3 comments for “Peers leaving the House

  1. 11/01/2018 at 12:07 am

    Why is the Constitution so inflexibly inaccessible _
    to be co-constructively up-dated
    and to be immediately brought “face-to-face” with The Real and Survival-Struggling World and especially our Peoples’ and Envireonments Sustain-worthily Working and Lifestyling People ?

    Why do we not vote for
    What We Need, publicly verbatim media-streamed ?
    – instead of for so many “sequestered” and “private” remote “Who” (mostly Lawyers and other PPPs – “privately-professional-profiteers”) ?

    Why,
    in the same People-Ripping-Off VV (vain-vein)
    are Members both called and empowered to self-seekingly act and “behave” as “Private Members” ?

    [Pause to seek-out more Peacefully-Revolutionary
    and Longest-Terfm Sustainworthy
    questions, please } – – –

  2. tory boy
    11/01/2018 at 10:56 am

    Baroness Sharples retired on 18/12 at the age of 94 after many years of service to the house.

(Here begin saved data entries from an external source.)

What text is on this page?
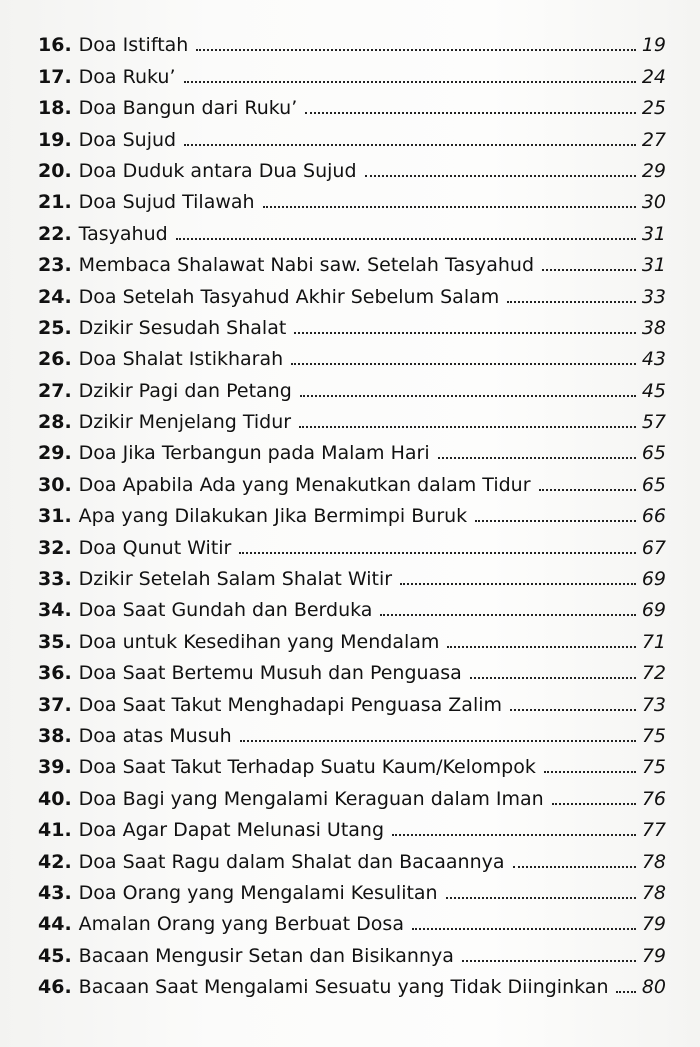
16. Doa Istiftah	19
17. Doa Ruku’	24
18. Doa Bangun dari Ruku’	25
19. Doa Sujud	27
20. Doa Duduk antara Dua Sujud	29
21. Doa Sujud Tilawah	30
22. Tasyahud	31
23. Membaca Shalawat Nabi saw. Setelah Tasyahud	31
24. Doa Setelah Tasyahud Akhir Sebelum Salam	33
25. Dzikir Sesudah Shalat	38
26. Doa Shalat Istikharah	43
27. Dzikir Pagi dan Petang	45
28. Dzikir Menjelang Tidur	57
29. Doa Jika Terbangun pada Malam Hari	65
30. Doa Apabila Ada yang Menakutkan dalam Tidur	65
31. Apa yang Dilakukan Jika Bermimpi Buruk	66
32. Doa Qunut Witir	67
33. Dzikir Setelah Salam Shalat Witir	69
34. Doa Saat Gundah dan Berduka	69
35. Doa untuk Kesedihan yang Mendalam	71
36. Doa Saat Bertemu Musuh dan Penguasa	72
37. Doa Saat Takut Menghadapi Penguasa Zalim	73
38. Doa atas Musuh	75
39. Doa Saat Takut Terhadap Suatu Kaum/Kelompok	75
40. Doa Bagi yang Mengalami Keraguan dalam Iman	76
41. Doa Agar Dapat Melunasi Utang	77
42. Doa Saat Ragu dalam Shalat dan Bacaannya	78
43. Doa Orang yang Mengalami Kesulitan	78
44. Amalan Orang yang Berbuat Dosa	79
45. Bacaan Mengusir Setan dan Bisikannya	79
46. Bacaan Saat Mengalami Sesuatu yang Tidak Diinginkan 80
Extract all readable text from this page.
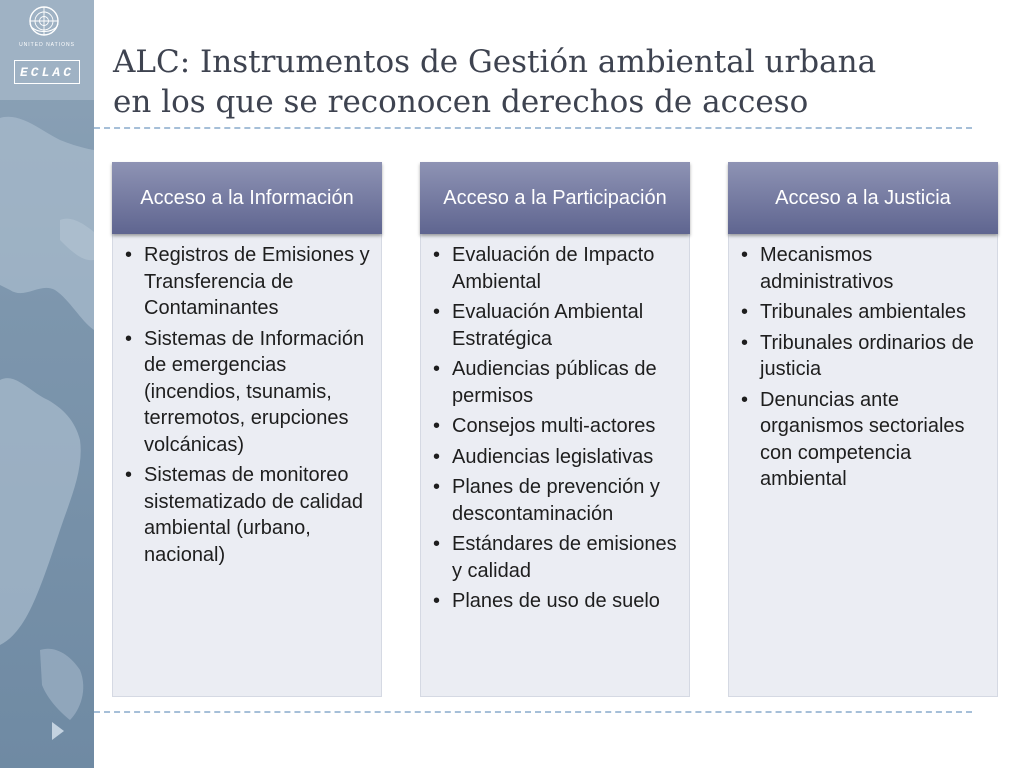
UNITED NATIONS
ECLAC ALC: Instrumentos de Gestión ambiental urbana
en los que se reconocen derechos de acceso
Acceso a la Información
• Registros de Emisiones y Transferencia de Contaminantes
• Sistemas de Información de emergencias (incendios, tsunamis, terremotos, erupciones volcánicas)
• Sistemas de monitoreo sistematizado de calidad ambiental (urbano, nacional)
Acceso a la Participación
• Evaluación de Impacto Ambiental
• Evaluación Ambiental Estratégica
• Audiencias públicas de permisos
• Consejos multi-actores
• Audiencias legislativas
• Planes de prevención y descontaminación
• Estándares de emisiones y calidad
• Planes de uso de suelo
Acceso a la Justicia
• Mecanismos administrativos
• Tribunales ambientales
• Tribunales ordinarios de justicia
• Denuncias ante organismos sectoriales con competencia ambiental
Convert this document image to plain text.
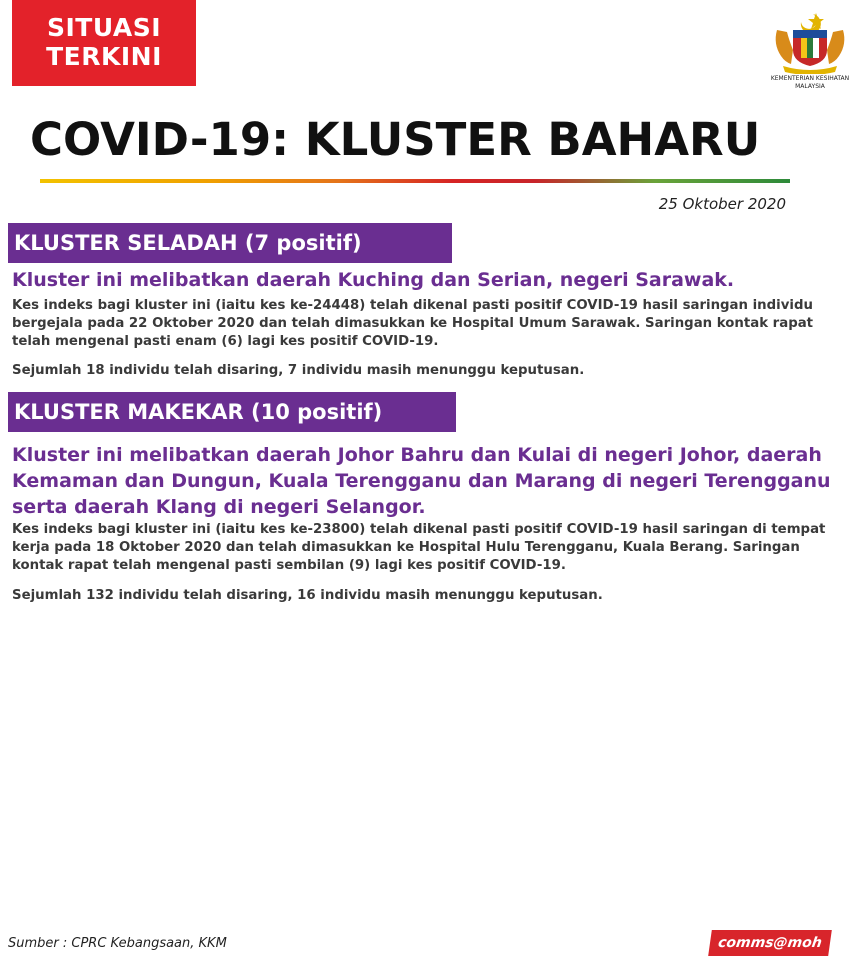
SITUASI
TERKINI
KEMENTERIAN KESIHATAN
MALAYSIA
COVID-19: KLUSTER BAHARU
25 Oktober 2020
KLUSTER SELADAH (7 positif)
Kluster ini melibatkan daerah Kuching dan Serian, negeri Sarawak.
Kes indeks bagi kluster ini (iaitu kes ke-24448) telah dikenal pasti positif COVID-19 hasil saringan individu
bergejala pada 22 Oktober 2020 dan telah dimasukkan ke Hospital Umum Sarawak. Saringan kontak rapat
telah mengenal pasti enam (6) lagi kes positif COVID-19.
Sejumlah 18 individu telah disaring, 7 individu masih menunggu keputusan.
KLUSTER MAKEKAR (10 positif)
Kluster ini melibatkan daerah Johor Bahru dan Kulai di negeri Johor, daerah
Kemaman dan Dungun, Kuala Terengganu dan Marang di negeri Terengganu
serta daerah Klang di negeri Selangor.
Kes indeks bagi kluster ini (iaitu kes ke-23800) telah dikenal pasti positif COVID-19 hasil saringan di tempat
kerja pada 18 Oktober 2020 dan telah dimasukkan ke Hospital Hulu Terengganu, Kuala Berang. Saringan
kontak rapat telah mengenal pasti sembilan (9) lagi kes positif COVID-19.
Sejumlah 132 individu telah disaring, 16 individu masih menunggu keputusan.
Sumber : CPRC Kebangsaan, KKM	comms@moh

I’m sure she and Baroness Trumpington-the last two woman members to have served in an offical capacity during ww2 will be very much missed.

  3. Croft
    12/01/2018 at 12:41 pm

    “One of the principal provisions of the House of Lords Reform Act 2014 – a Private Member’s Bill steered through Parliament by Dan Byles MP and Lord Steel of Aikwood – was to enable peers to retire.”

    Peers could always retire by simply declining to attend. This might be a formal process but the practical different seems minimal at best.